Neil Harpe – the “Stella Guitarcheologist”

A Few Stella Guitar Myths & Factoids

1. All “A. Galiano” guitars were made by Oscar Schmidt.

Untrue. Although many Galiano guitars were relabeled Stellas made by Schmidt, a fair number of them were made by independent Italian American luthiers such as Antonio Cerrito, Raphael Ciani, and Joseph Nettuno. Still others were purchased from various large Chicago factories like Kay, Regal and Harmony.

2. All instruments with an “underlined” Stella logo were made in Jersey City.

Untrue. After buying out the bankrupted Oscar Schmidt Company, from 1939 until about 1942 Harmony continued to use the old underlined Oscar Schmidt logo on their “Stella” instruments. Some of these instruments were made from remnant parts acquired after their buyout of the Schmidt organization. Others were entirely made in their Chicago plant.

3. One can always identify an Oscar Schmidt-made guitar by the shape of the kerfed lining inside the instrument.

Untrue. It is commonly believed that only Oscar Schmidt used a combination of square kerfing along the top and beveled along the back, therefore this is the key to identification of genuine Oscar Schmidt instruments. It is true that most guitars and mandolins that Schmidt produced have square-shaped kerfed lining along the top edge and beveled along the back. But not all of them have this feature. There are more than a few Schmidt instruments that have square along both surfaces. And we have seen others with beveled in both the top and back position, a feature most often seen on very fancy koa wood models. Conversely, it is worth noting that other manufacturers occasionally mixed square and beveled kerfed linings on their instruments.

4. Harmony-made Stella guitars are made of “plywood”.
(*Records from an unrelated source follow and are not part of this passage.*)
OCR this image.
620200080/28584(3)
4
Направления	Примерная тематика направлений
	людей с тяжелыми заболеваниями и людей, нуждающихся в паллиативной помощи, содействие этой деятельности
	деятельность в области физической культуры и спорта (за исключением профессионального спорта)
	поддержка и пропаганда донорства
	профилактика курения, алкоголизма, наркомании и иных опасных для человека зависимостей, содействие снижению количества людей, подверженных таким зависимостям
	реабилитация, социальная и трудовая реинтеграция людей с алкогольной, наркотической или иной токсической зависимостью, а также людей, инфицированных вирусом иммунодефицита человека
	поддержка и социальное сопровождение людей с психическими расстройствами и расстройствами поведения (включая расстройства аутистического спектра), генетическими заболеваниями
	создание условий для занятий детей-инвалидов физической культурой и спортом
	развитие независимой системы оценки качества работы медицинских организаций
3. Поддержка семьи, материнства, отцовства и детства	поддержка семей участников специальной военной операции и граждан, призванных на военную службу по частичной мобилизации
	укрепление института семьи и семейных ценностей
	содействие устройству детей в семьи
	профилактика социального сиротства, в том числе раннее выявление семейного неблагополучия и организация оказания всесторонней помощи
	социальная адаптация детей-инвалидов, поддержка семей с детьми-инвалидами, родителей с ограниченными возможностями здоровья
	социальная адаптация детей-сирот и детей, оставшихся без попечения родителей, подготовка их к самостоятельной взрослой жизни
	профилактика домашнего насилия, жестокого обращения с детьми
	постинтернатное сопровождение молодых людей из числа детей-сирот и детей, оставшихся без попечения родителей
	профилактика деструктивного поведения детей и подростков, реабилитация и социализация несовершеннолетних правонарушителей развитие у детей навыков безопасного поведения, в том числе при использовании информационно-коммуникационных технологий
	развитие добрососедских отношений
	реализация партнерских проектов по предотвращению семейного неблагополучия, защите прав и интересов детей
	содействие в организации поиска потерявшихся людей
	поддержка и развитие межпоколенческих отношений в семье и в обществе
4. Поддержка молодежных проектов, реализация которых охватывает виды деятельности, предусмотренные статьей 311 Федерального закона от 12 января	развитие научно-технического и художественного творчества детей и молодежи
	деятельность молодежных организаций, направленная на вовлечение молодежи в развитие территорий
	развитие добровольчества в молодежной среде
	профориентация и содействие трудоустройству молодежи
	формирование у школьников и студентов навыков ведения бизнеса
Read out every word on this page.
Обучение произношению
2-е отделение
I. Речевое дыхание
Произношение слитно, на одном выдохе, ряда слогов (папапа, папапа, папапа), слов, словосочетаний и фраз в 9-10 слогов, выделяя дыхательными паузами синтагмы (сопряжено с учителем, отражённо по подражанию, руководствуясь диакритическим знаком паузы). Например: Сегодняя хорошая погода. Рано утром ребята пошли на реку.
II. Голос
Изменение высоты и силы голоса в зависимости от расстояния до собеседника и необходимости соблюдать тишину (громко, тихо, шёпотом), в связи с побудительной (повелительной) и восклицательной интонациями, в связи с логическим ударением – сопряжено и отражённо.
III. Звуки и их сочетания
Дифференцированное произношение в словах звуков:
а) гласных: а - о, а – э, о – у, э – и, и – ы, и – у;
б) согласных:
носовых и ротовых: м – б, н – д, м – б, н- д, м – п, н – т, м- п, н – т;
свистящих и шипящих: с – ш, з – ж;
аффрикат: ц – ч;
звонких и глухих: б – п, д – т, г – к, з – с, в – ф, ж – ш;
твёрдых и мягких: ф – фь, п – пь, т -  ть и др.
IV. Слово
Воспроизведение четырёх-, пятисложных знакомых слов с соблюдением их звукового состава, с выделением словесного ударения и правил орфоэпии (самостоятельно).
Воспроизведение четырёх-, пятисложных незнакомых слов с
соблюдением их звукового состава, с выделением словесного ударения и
Untrue. Until the 1970s, the Harmony Company used only solid woods for just about every acoustic flat top instrument they made. Their Stella instruments were made from solid slab-sawn birch, which to the untrained eye often has a grain pattern that looks rather like “plywood”. Harmony Stella guitars usually have a poplar neck with a dyed maple or birch fingerboard. High-end Harmony flat tops feature solid mahogany and solid spruce components.

5. Stella guitars are ladder braced because it is a cheaper way to build a guitar.

Untrue.¬†Although “x-bracing” is somewhat more labor intensive than ladder-bracing, this was not the primary reason Stella guitars were made using this bracing technique. The work force at the Oscar Schmidt factory in Jersey City was to a large extent comprised of European-trained craftsmen. The guitars they produced were ladder braced, not because it was the “cheap” way to build a guitar, but because this was the customary way steel stringed guitars were built in Italy, France and Germany until the mid-twentieth century. Italian-American makers such as Antonio Cerrito, Raphael Ciani and Joseph Nettuno made many great guitars using the same bracing patterns in use by the Oscar Schmidt factory. Also consider the esteemed Selmer-Maccafferi guitars made famous by Gypsy jazz great Django Reinhardt. These distinguished French steel string guitars are all ladder-braced and are very highly regarded! And they command hefty prices on today’s market. Like the Stella and Sovereign guitars, Selmer-Maccafferi guitars owe much of their distinctive tone to their ladder-braced construction.

From time to time we will update this feature with more Stella Myths and Factoids.